Two weeks after submitting the application, I joined an impatient crowd outside the main Exit-Entry Administration office, a huge glass and chrome building in Pudong District about an hour from my flat via the metro. It was 8:30am and already 30 degrees. After visiting this office a dozen times over the last couple of years, I felt equipped to field queries from other applicants. “Why is there a ‘service paused’ sign?” a man mumbled to his wife. “They’re not open yet,” I piped up. “The doors open at 8:45am but the counter opens at 9:00am.”
By 9:03am, I was walking out the door with my passport in hand. I snapped a photo of the five-year visa page and sent it to my mother and a few friends. A few hours later, I was at Hongqiao Train Station, embarking on a six-week trip through China and Central Asia.
As I traveled through Xinjiang—the far western frontier of China where Uyghurs and other ethnic minority Muslims are being detained in “re-education” camps in staggering numbers—I worried whether police would notice the family reunion visa whenever I was stopped and had to show my passport. If I got into trouble, would it implicate my grandmother? Now that I’m back in Australia, I still feel pangs of anxiety if I so much as tweet about the situation in Xinjiang: I have more freedom to speak on the issue than Chinese citizens, and much less to fear than Uyghurs anywhere, but I still dread the possibility of having my visa cancelled and never seeing my grandmother again.
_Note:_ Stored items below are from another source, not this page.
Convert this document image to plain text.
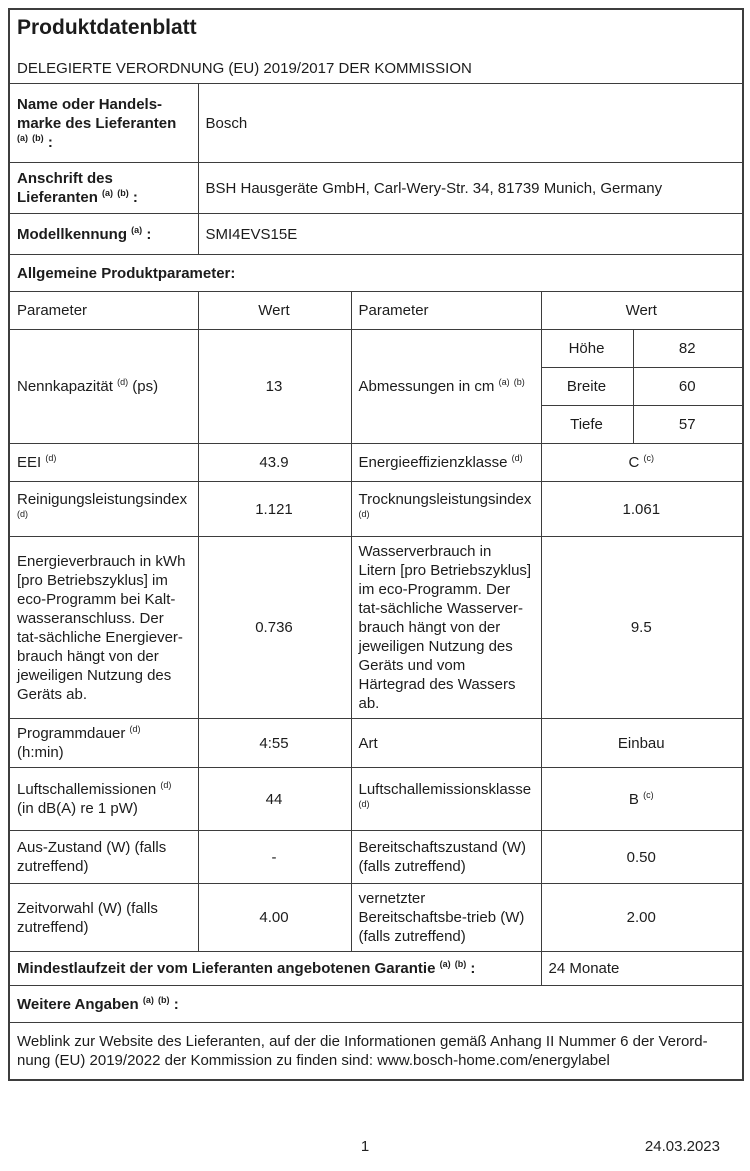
Produktdatenblatt

DELEGIERTE VERORDNUNG (EU) 2019/2017 DER KOMMISSION

Name oder Handels-marke des Lieferanten $^{(a)}$ $^{(b)}$ :	Bosch			
Anschrift des Lieferanten $^{(a)}$ $^{(b)}$ :	BSH Hausgeräte GmbH, Carl-Wery-Str. 34, 81739 Munich, Germany			
Modellkennung $^{(a)}$ :	SMI4EVS15E			
Allgemeine Produktparameter:				
Parameter	Wert	Parameter	Wert	
Nennkapazität $^{(d)}$ (ps)	13	Abmessungen in cm $^{(a)}$ $^{(b)}$	Höhe	82
			Breite	60
			Tiefe	57
EEI $^{(d)}$	43.9	Energieeffizienzklasse $^{(d)}$	C $^{(c)}$
Reinigungsleistungsindex $^{(d)}$	1.121	Trocknungsleistungsindex $^{(d)}$	1.061	
Energieverbrauch in kWh [pro Betriebszyklus] im eco-Programm bei Kalt-wasseranschluss. Der tat-sächliche Energiever-brauch hängt von der jeweiligen Nutzung des Geräts ab.	0.736	Wasserverbrauch in Litern [pro Betriebszyklus] im eco-Programm. Der tat-sächliche Wasserver-brauch hängt von der jeweiligen Nutzung des Geräts und vom Härtegrad des Wassers ab.	9.5	
Programmdauer $^{(d)}$ (h:min)	4:55	Art	Einbau	
Luftschallemissionen $^{(d)}$ (in dB(A) re 1 pW)	44	Luftschallemissionsklasse $^{(d)}$	B $^{(c)}$
Aus-Zustand (W) (falls zutreffend)	-	Bereitschaftszustand (W) (falls zutreffend)	0.50	
Zeitvorwahl (W) (falls zutreffend)	4.00	vernetzter Bereitschaftsbe-trieb (W) (falls zutreffend)	2.00	
Mindestlaufzeit der vom Lieferanten angebotenen Garantie $^{(a)}$ $^{(b)}$ :			24 Monate	
Weitere Angaben $^{(a)}$ $^{(b)}$ :				
Weblink zur Website des Lieferanten, auf der die Informationen gemäß Anhang II Nummer 6 der Verord-nung (EU) 2019/2022 der Kommission zu finden sind: www.bosch-home.com/energylabel				
1	24.03.2023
If China offered dual citizenship, I wouldn’t apply. Chinese authorities tend to show more restraint when dealing with foreigners than with citizens—though recently they have blocked two U.S. citizens from leaving the country because their father is wanted for fraud. Australia is part of the problem, too: Here, Chinese-ish people are regularly vilified as pawns of the Chinese Communist Party (regardless of their individual political positions) and right-wingers call for non-white immigrants to be deported, regardless of their citizenship status. In 2017, for example, parliamentarian George Christensen called for the “self-deportation” of engineer and media personality Yassmin Abdel-Magied after she tweeted what is actually a fairly mainstream opinion; freedom of speech for a Sudanese-Australian like her, it turns out, has its limits. Being nothing other than Australian is the best way to protect myself, on both sides.